BBQにも!ラムチョップ/ラム肉の低温調理;Lamb Chop Sous Vide

BBQにも!ラムチョップ/ラム肉の低温調理;Lamb Chop Sous Vide


Girls Will Love This Lamb Chop Sous Vide! Settings of BONIQ Sous Vide Cooker and Ingredients for 3 – See the description. Season the lamb chops with rock salt and pepper. Cut garlic into slices. Put lamb chops, garlic and olive oil into a freezer bag. Rub it gently with hands from outside of the freezer bag to blend them all. Put the bag in the refrigerator to marinade for 3 hours-half day. Take out the freezer bag from the refrigerator and vacuum seal the freezer bag. (Use vacuum sealer or Use water pressure to displace the air for vacuum seal when placing into BONIQ.) Set BONIQ to 57 ℃ for 1 hr.
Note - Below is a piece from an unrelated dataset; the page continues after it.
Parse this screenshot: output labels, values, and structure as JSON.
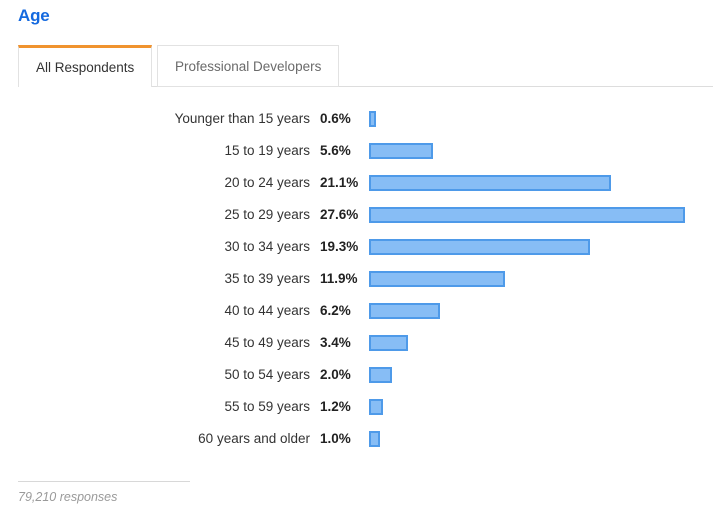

Put all the ingredients of red wine sauce except butter into a small pan and boil it to shimmer. Once it gets sticky then add butter to finish. When it reaches the set temperature, place the freezer bag carefully into the BONIQ Sous Vide water to start sous vide cooking. 10 mins before the finish of sous vide cooking time, grill the vegetables in oven with 200℃. When you hear the beep of BONIQ Sous Vide Cooker, it has finished cooking, so take out the lamb chops from the freezer bag. Place them on the grill with the baking vegetables. Raise the temperature at 230℃ and splash the excess oil and garlic etc, which are left in the freezer bag on the vegetables and lamb chops. Grill for 3-5 mins more to finish. Serve them with special red wine sauce.